Tradizione, sorrisi e polenta gialla per grandi e piccoli nel cuore del centro storico

Alessandro Nidi 14/02/2026 07:49

Venerdì 13 febbraio, il centro storico di Garessio si è trasformato in un palcoscenico vivente della tradizione con la festa dei Magnin, un appuntamento che ogni anno richiama famiglie e residenti per rievocare antichi mestieri e usanze popolari. L’iniziativa ha richiamato l’attenzione di grandi e piccoli, desiderosi di partecipare a un Carnevale semplice e autentico. Nel cuore del borgo medievale, le strade si sono animate di allegria. Bambini con il volto annerito dalla fuliggine, accompagnati da genitori e nonni, hanno interpretato i magnin, i calderai e lavoratori del rame che un tempo giravano per le vallate offrendo i loro servizi. La scenografia naturale del borgo ha inevitabilmente reso ancora più suggestiva la rievocazione storica. A differenza dei carnevali più moderni, quello dei Magnin si caratterizza per la sua genuinità: niente costumi sfarzosi, ma gesti che raccontano la memoria collettiva della comunità. Ogni dettaglio della festa mira a trasmettere la storia e le tradizioni locali, ricordando alle nuove generazioni il valore della propria cultura. A rendere l’evento ancora più caloroso è stata la distribuzione della polenta gialla, offerta dai volontari grazie al contributo del Comune. Attorno a questo piatto tipico, famiglie e amici si sono ritrovati in un momento di convivialità, trasformando la festa in un’occasione di socialità e condivisione. Il carnevale dei Magnin non è solo un ritorno al passato, ma anche un modo per rafforzare i legami comunitari.

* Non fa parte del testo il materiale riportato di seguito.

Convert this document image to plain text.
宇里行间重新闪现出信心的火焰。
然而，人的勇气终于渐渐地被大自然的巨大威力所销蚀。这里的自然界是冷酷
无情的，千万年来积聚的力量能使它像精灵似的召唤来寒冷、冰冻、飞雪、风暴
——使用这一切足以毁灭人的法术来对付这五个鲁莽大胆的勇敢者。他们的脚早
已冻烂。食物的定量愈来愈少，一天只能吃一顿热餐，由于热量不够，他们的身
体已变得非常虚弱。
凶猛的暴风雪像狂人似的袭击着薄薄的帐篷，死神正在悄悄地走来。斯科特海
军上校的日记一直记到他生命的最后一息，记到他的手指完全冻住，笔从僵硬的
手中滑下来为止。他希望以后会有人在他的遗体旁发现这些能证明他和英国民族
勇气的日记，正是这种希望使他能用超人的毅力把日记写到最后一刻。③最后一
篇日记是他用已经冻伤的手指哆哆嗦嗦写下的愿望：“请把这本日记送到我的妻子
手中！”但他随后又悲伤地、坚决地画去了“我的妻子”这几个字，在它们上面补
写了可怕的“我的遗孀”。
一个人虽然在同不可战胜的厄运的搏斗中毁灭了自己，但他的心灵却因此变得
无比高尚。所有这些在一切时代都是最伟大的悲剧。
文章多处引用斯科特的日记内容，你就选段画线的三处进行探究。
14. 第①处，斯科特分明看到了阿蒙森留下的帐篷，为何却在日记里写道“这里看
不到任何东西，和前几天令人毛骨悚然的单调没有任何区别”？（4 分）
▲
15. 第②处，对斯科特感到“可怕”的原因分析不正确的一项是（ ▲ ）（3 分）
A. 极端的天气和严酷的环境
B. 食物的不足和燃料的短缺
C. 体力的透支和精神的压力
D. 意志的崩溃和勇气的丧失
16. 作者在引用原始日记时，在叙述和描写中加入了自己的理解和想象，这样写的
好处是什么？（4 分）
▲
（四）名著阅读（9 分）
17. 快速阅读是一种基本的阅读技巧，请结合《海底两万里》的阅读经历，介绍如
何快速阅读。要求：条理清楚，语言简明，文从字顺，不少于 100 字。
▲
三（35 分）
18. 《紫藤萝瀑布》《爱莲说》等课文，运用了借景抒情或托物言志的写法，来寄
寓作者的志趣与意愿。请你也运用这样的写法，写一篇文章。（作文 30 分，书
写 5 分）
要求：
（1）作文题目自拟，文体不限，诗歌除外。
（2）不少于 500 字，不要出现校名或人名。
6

La partecipazione attiva dei più piccoli e dei loro accompagnatori dimostra quanto sia sentito il desiderio di mantenere vive le tradizioni, trasformando la rievocazione in un’esperienza educativa e divertente allo stesso tempo. In un’epoca in cui tutto sembra correre veloce, iniziative come questa sottolineano l’importanza di custodire e valorizzare le proprie radici. La festa dei Magnin conferma che il folklore locale non è solo intrattenimento, ma un vero patrimonio culturale e identitario, da preservare e trasmettere alle generazioni future.